4th May 2025

Rejoicing in God's New Creation...
Walking around the Kent coast and countryside during my holiday last week, the new life of spring was very clearly visible. The blues of the sky (sometimes!) and sea. The different shades of green leaves, plants and grasses. The sound of birds singing. Our celebration of Christ's resurrection at Easter seems to be mirrored, in the northern hemisphere at least, by new life springing up all around us.

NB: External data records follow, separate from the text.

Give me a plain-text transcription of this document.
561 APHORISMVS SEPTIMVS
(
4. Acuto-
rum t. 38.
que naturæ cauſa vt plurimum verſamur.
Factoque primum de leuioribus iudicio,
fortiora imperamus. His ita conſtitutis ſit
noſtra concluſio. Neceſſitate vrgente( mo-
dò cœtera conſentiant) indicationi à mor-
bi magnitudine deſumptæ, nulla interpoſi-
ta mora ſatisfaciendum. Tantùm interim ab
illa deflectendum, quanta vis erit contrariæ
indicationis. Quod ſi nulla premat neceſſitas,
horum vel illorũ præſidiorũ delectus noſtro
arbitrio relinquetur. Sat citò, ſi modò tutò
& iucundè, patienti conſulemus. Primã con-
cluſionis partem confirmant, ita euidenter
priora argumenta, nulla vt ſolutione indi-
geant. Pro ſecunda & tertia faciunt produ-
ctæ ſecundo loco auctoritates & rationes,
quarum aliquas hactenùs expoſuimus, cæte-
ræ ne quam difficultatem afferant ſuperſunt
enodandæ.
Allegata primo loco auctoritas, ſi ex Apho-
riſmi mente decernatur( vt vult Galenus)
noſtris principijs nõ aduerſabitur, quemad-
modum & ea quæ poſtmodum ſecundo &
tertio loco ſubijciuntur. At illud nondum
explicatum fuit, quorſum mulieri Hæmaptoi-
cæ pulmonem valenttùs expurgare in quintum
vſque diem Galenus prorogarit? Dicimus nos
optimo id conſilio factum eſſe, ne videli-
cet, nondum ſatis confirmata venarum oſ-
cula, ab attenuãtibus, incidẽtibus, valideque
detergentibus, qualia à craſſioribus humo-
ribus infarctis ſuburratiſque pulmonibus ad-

During the same week, I visited an exhibition at the Turner Contemporary Gallery in Margate, entitled Resistance. In a series of photographs spanning over 100 years, we see the history of protest in the UK - suffragettes, the Jarrow marches, protests against racism in New Cross and Brixton, Greenham Common, Stop the War... One thing that struck me is how often protest is so often linked with celebration. Amidst very real injustice and pain, people danced, sang, ate together.
In raising Jesus from the dead, God is both doing something completely new in the world and continuing his plan from the very beginning, to love the humans he has made and for them to love and trust him in return. In raising Jesus from the dead, God is proving beyond doubt that by his death on the cross, Jesus has comprehensively defeated the evils that invaded the old creation - aggression and violence, injustice and cruelty, arrogance, pride, envy - in order to bring into being God's reign of justice, mercy and peace.
And yet, despite the beauty of springtime, aggression and violence, injustice and cruelty, arrogance, pride, envy seem to continue to flourish in the world. We only have to turn on the news to find them. God's new creation has been inaugurated, but it is not yet fully here. We live in the overlap between the old and the new - when the ending is guaranteed, but when and how it will unfold is still uncertain.
How are we to live in such a world as people of a risen King? Perhaps the mixture of protest and celebration gives us a starting place. We lament the injustice and pain of the world, and bring it to the God of Resurrection, the God of new life in prayer. And, in the midst of that, we celebrate - for the resurrection proves that injustice, cruelty, violence, suffering, pain, even death will never have the last word. We rejoice, as the introduction to the Lord's Prayer says in this season, in God's new creation... and then we pray "your kingdom come".